Neuron Memory + Review State Machine
This pattern is useful when an agent should keep conversational context across repeated human review rounds, but the overall lifecycle should still be orchestrated by Queuety.
Queuety owns the review state machine, while Neuron owns the agent memory for the drafting thread.
Why Neuron memory helps here
If a reviewer rejects a draft and asks for revisions, the next agent call should not have to reconstruct the whole context from scratch.
Neuron's SQLChatHistory is a good fit for that because the agent can keep working inside the same conversation thread while Queuety routes reviewer decisions and revision rounds.
The Neuron agent with SQL-backed history
namespace App\Neuron;
use NeuronAI\Agent\Agent;
use NeuronAI\Chat\History\ChatHistoryInterface;
use NeuronAI\Chat\History\SQLChatHistory;
use NeuronAI\Providers\AIProviderInterface;
use NeuronAI\Providers\Anthropic\Anthropic;
use NeuronAI\SystemPrompt;
final class EditorAgent extends Agent
{
public function __construct(
private readonly string $threadId,
private readonly \PDO $pdo,
) {}
protected function provider(): AIProviderInterface
{
return new Anthropic(
key: $_ENV['ANTHROPIC_API_KEY'],
model: $_ENV['ANTHROPIC_MODEL'],
);
}
protected function chatHistory(): ChatHistoryInterface
{
return new SQLChatHistory(
thread_id: $this->threadId,
pdo: $this->pdo,
table: 'neuron_chat_history',
contextWindow: 50000,
);
}
public function instructions(): string
{
return (string) new SystemPrompt(
background: [
'You are an editorial agent for long-form product briefs.',
'Apply reviewer notes without losing the original intent.',
],
);
}
}Draft once, revise with the same memory thread
namespace App\StateMachines\Actions;
use App\Neuron\EditorAgent;
use NeuronAI\Chat\Messages\UserMessage;
use Queuety\Contracts\StateAction;
final class DraftBriefAction implements StateAction
{
public function __construct(private readonly \PDO $pdo) {}
public function handle(array $state, ?string $event = null, array $event_payload = []): array|string
{
$threadId = $state['neuron_thread_id'] ?? sprintf(
'brief:%d:editor',
$state['brief_id'],
);
$prompt = "Write the first draft for brief {$state['brief_id']}.";
if ('reject' === $event) {
$prompt = sprintf(
'Revise the draft using these review notes: %s',
$event_payload['reason'] ?? 'Tighten the draft and address reviewer concerns.',
);
}
$agent = new EditorAgent($threadId, $this->pdo);
$message = $agent->chat(
new UserMessage($prompt)
)->getMessage();
return [
'neuron_thread_id' => $threadId,
'draft_markdown' => $message->getContent(),
'review_round' => (int) ($state['review_round'] ?? 0) + 1,
'_event' => 'draft_ready',
];
}
}The Queuety state machine
use Queuety\Enums\StateMachineStatus;
use Queuety\Queuety;
$machine_id = Queuety::machine('brief_review_session')

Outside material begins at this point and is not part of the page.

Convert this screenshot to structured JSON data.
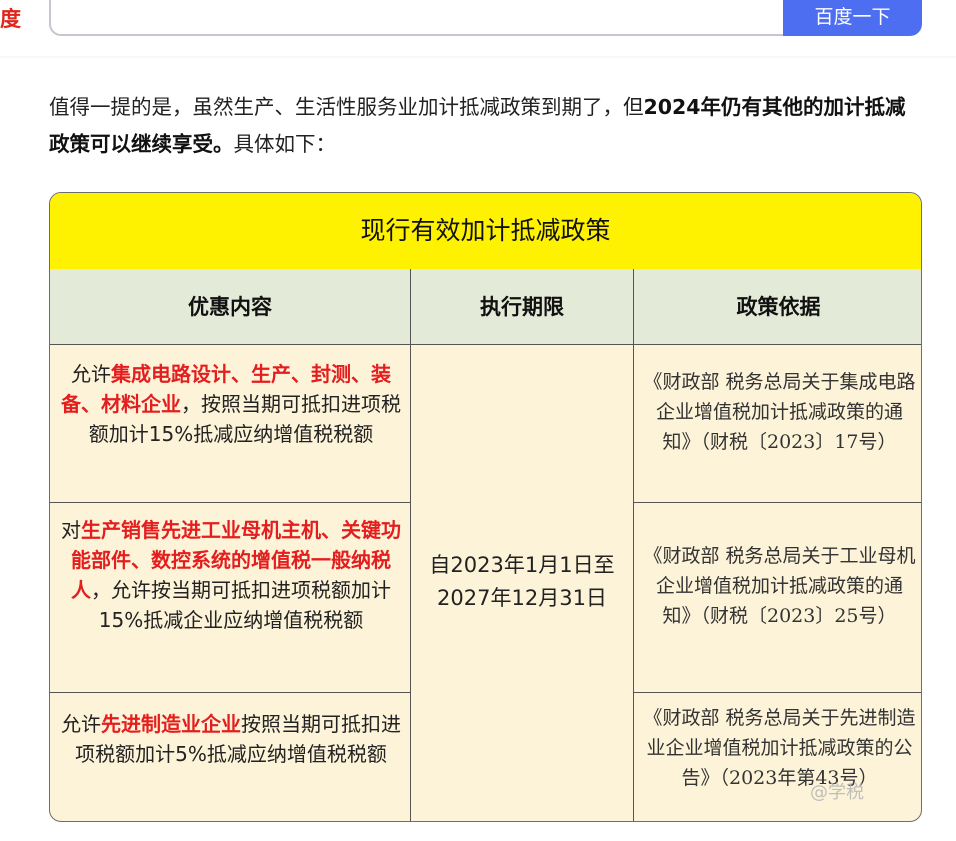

->version('brief-review-session.v1')
->state('drafting')
->action(DraftBriefAction::class)
->on('draft_ready', 'awaiting_review')
->state('awaiting_review')
->on('approve', 'completed')
->on('reject', 'drafting')
->state('completed', StateMachineStatus::Completed)
->dispatch([
'brief_id' => 42,
]);
Queuety::machine_event(
$machine_id,
'reject',
[ 'reason' => 'Tighten the introduction and add pricing context.' ]
);
Queuety::machine_event(
$machine_id,
'approve',
[ 'reviewer' => 'editor@example.com' ]
);The first pass enters drafting, runs the queued action, and transitions into awaiting_review.
If the reviewer rejects the draft, the machine moves back into drafting. Because the reject event payload is passed into DraftBriefAction, the next draft can use the reviewer notes without losing the original Neuron thread history.
Why this is cleaner than a workflow repeat
This problem is lifecycle-oriented. A draft waits for human review, a reviewer can approve or reject it, rejection returns the session to drafting, and approval finishes the session. That maps more directly to a state machine than to a linear workflow with a back-edge.
Workflow state is still excellent for orchestration facts such as review round count, artifact IDs, workflow IDs, and routing decisions. Neuron memory is better for conversational context like prior prompts, iterative revisions, and model responses that should remain part of the drafting thread.
Using both gives each system the job it is best at.
When to keep this as a workflow instead
Prefer a workflow when the review path is tightly bounded and execution-oriented, for example:
Generate one draft, wait for one approval, and publish.
Prefer a state machine when the session may revisit the same states several times and outside events drive the lifecycle.